In tempi di crisi le persone che vivono in stato di povertà sono sempre di più, anche nella nostra città. A Firenze, secondo i dati Istat rielaborati nel 2009 dall'Osservatorio della Società della Salute, gli abitanti sono 365.000: di essi circa 10.000 vivono in una situazione di povertà relativa, mentre 5.000 versano in condizioni di povertà assoluta. Oggi questi dati sono addirittura peggiorati a causa del peggioramento della contingenza economica.

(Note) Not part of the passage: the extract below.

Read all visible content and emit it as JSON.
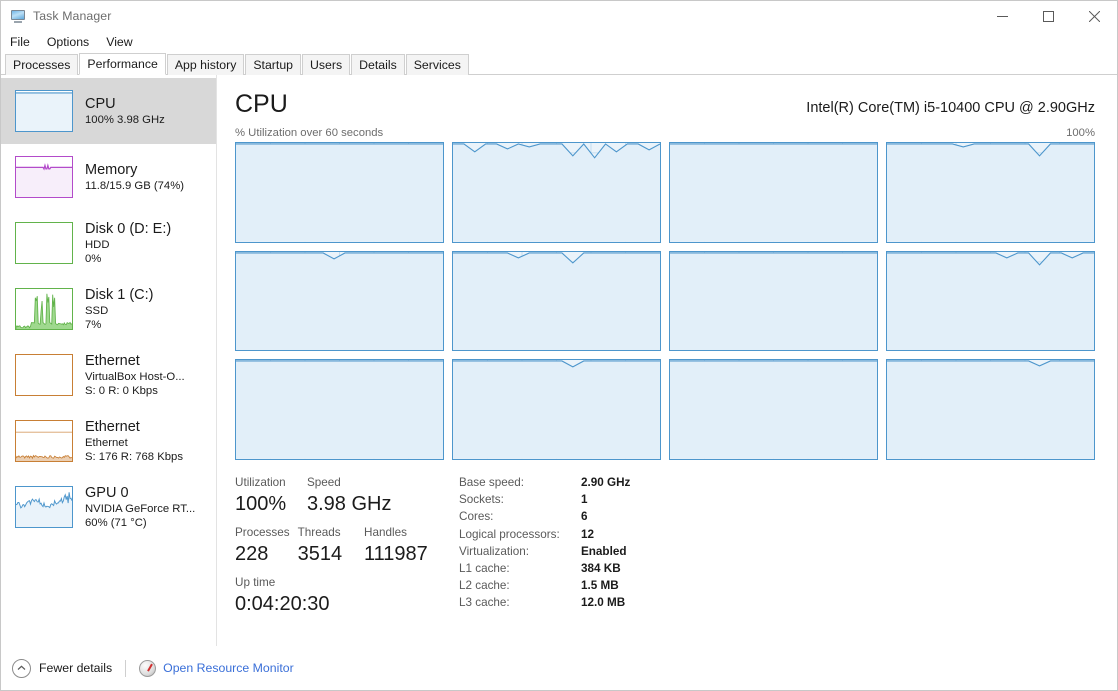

E' questo il contesto in cui la Comunità delle Piagge lancia la sua proposta, fondata sul principio che accoglienza non può essere né monetizzata né mercificata e che l'emergenza sia un diritto inalienabile per chiunque, senza distinzioni. Chiede pertanto all'amministrazione comunale di tornare sui suoi passi e adottare, sostenere e promuovere una campagna affinché ogni cittadino/a residente nella città di Firenze, che abbia un reddito superiore ai 1.000 euro netti mensili (ovvero oltre la soglia di povertà relativa secondo Istat), possa versare un euro al mese per la costituzione di un "Fondo di emancipazione sociale" utile a produrre opportunità di lavoro per le decine di persone che sono costrette a vivere sulla strada. Le cause di questa condizione sono le più varie: si parte dalle gravi vicende personali per arrivare ai tagli del governo sulla spesa sociale, all'inadeguatezza dei servizi pubblici. Un fondo, ma è solo un esempio, che possa retribuire nel pieno rispetto della legge coloro che utilizzano le strutture d'accoglienza per lavori di pulizia e di cura del luogo stesso che li ospita.

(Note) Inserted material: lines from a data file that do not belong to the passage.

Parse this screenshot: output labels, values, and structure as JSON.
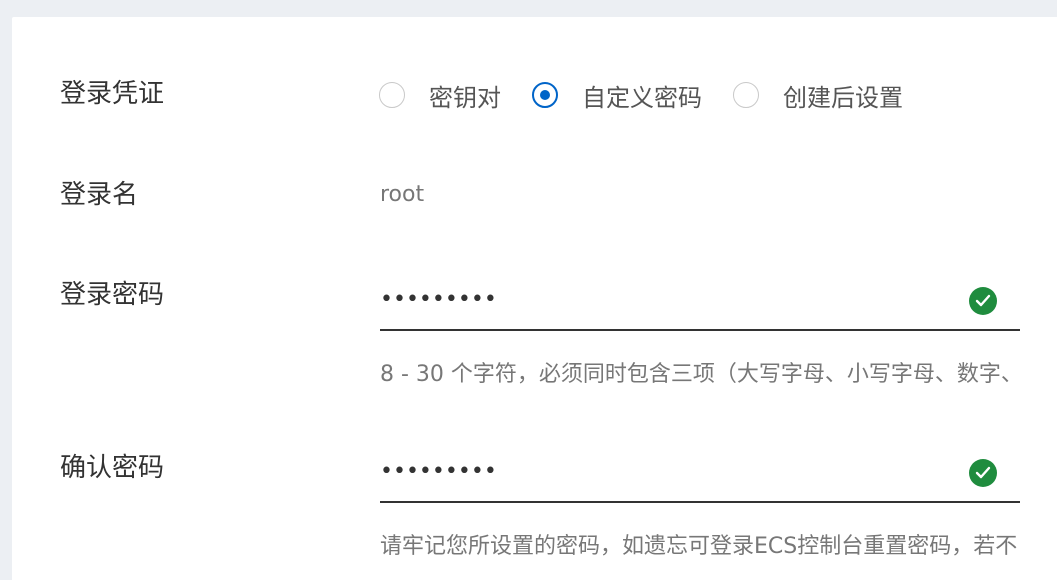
{
  "form": {
    "credential": {
      "label": "登录凭证",
      "options": [
        {
          "label": "密钥对",
          "checked": false
        },
        {
          "label": "自定义密码",
          "checked": true
        },
        {
          "label": "创建后设置",
          "checked": false
        }
      ]
    },
    "login_name": {
      "label": "登录名",
      "value": "root"
    },
    "password": {
      "label": "登录密码",
      "masked_value": "•••••••••",
      "status_icon": "check-circle-icon",
      "help": "8 - 30 个字符，必须同时包含三项（大写字母、小写字母、数字、"
    },
    "confirm_password": {
      "label": "确认密码",
      "masked_value": "•••••••••",
      "status_icon": "check-circle-icon",
      "help": "请牢记您所设置的密码，如遗忘可登录ECS控制台重置密码，若不"
    }
  },
  "colors": {
    "accent": "#0064c8",
    "success": "#1f8c3e",
    "background": "#eceff3"
  }
}
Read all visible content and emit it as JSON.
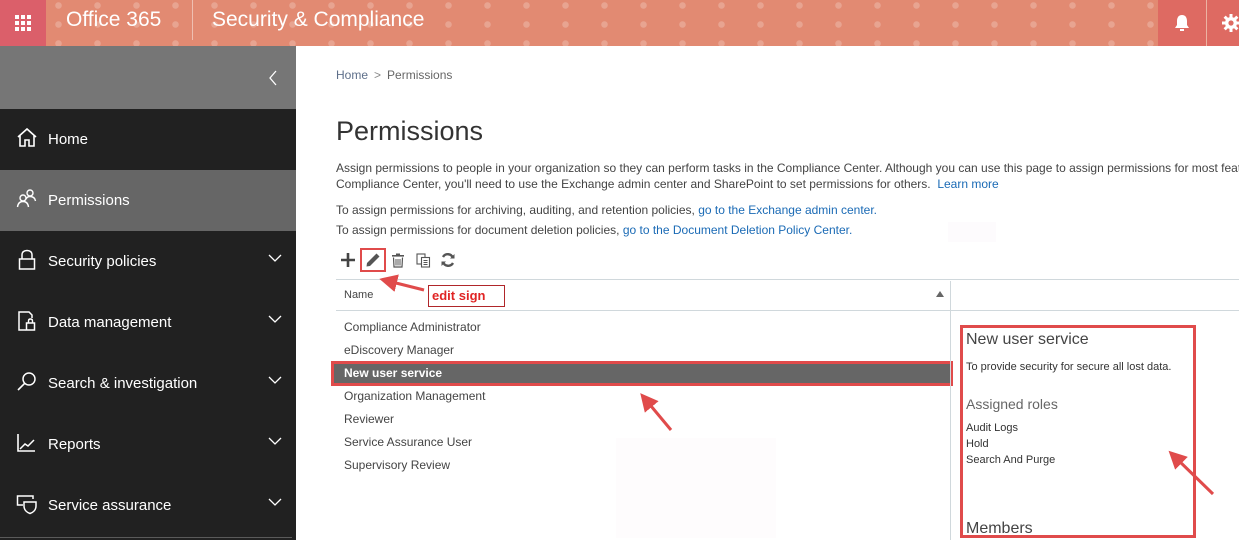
{
  "topbar": {
    "brand": "Office 365",
    "app_title": "Security & Compliance",
    "icons": [
      "app-launcher-icon",
      "bell-icon",
      "gear-icon"
    ]
  },
  "sidebar": {
    "collapse_icon": "chevron-left-icon",
    "items": [
      {
        "label": "Home",
        "icon": "home-icon",
        "expandable": false,
        "active": false
      },
      {
        "label": "Permissions",
        "icon": "people-icon",
        "expandable": false,
        "active": true
      },
      {
        "label": "Security policies",
        "icon": "lock-icon",
        "expandable": true,
        "active": false
      },
      {
        "label": "Data management",
        "icon": "data-lock-icon",
        "expandable": true,
        "active": false
      },
      {
        "label": "Search & investigation",
        "icon": "search-icon",
        "expandable": true,
        "active": false
      },
      {
        "label": "Reports",
        "icon": "chart-icon",
        "expandable": true,
        "active": false
      },
      {
        "label": "Service assurance",
        "icon": "shield-icon",
        "expandable": true,
        "active": false
      }
    ]
  },
  "breadcrumb": {
    "home": "Home",
    "separator": ">",
    "current": "Permissions"
  },
  "page": {
    "title": "Permissions",
    "description_line1": "Assign permissions to people in your organization so they can perform tasks in the Compliance Center. Although you can use this page to assign permissions for most feat",
    "description_line2": "Compliance Center, you'll need to use the Exchange admin center and SharePoint to set permissions for others.",
    "learn_more": "Learn more",
    "archiving_text": "To assign permissions for archiving, auditing, and retention policies,",
    "archiving_link": "go to the Exchange admin center.",
    "deletion_text": "To assign permissions for document deletion policies,",
    "deletion_link": "go to the Document Deletion Policy Center."
  },
  "toolbar": {
    "actions": [
      {
        "name": "add",
        "icon": "plus-icon"
      },
      {
        "name": "edit",
        "icon": "pencil-icon"
      },
      {
        "name": "delete",
        "icon": "trash-icon"
      },
      {
        "name": "copy",
        "icon": "copy-icon"
      },
      {
        "name": "refresh",
        "icon": "refresh-icon"
      }
    ]
  },
  "table": {
    "column_name": "Name",
    "sort": "ascending",
    "rows": [
      "Compliance Administrator",
      "eDiscovery Manager",
      "New user service",
      "Organization Management",
      "Reviewer",
      "Service Assurance User",
      "Supervisory Review"
    ],
    "selected_index": 2
  },
  "detail": {
    "title": "New user service",
    "description": "To provide security for secure all lost data.",
    "assigned_roles_heading": "Assigned roles",
    "roles": [
      "Audit Logs",
      "Hold",
      "Search And Purge"
    ],
    "members_heading": "Members"
  },
  "annotation": {
    "label": "edit sign",
    "color": "#e04b4b"
  },
  "colors": {
    "topbar": "#e28a72",
    "launcher": "#db5f6a",
    "sidebar": "#212121",
    "sidebar_active": "#666666",
    "link": "#1a6ab5"
  }
}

Questo in alternativa alla decisione di "tassare" di un euro per notte lanciata dalla giunta comunale la scorsa settimana con la motivazione di perseguire un presunto effetto "pedagogico".
Se è vero, come è vero, che le istituzioni hanno il compito di "rimuovere gli ostacoli di ordine economico e sociale che limitano di fatto l'eguaglianza tra cittadini e impediscono il pieno sviluppo della persona" (art. 3 della Costituzione), a nessuna persona in difficoltà può essere imposto un contributo economico per essere accolta in un posto caldo dove passare la notte. Obbligandola di fatto, per raccogliere il denaro necessario, a compiere atti stigmatizzati dall'istituzione stessa, come l'accattonaggio o il lavoro nero. E senza offrire alcun percorso di inserimento sociale e lavorativo.
Come intende rispondere l'amministrazione comunale a questa iniziativa?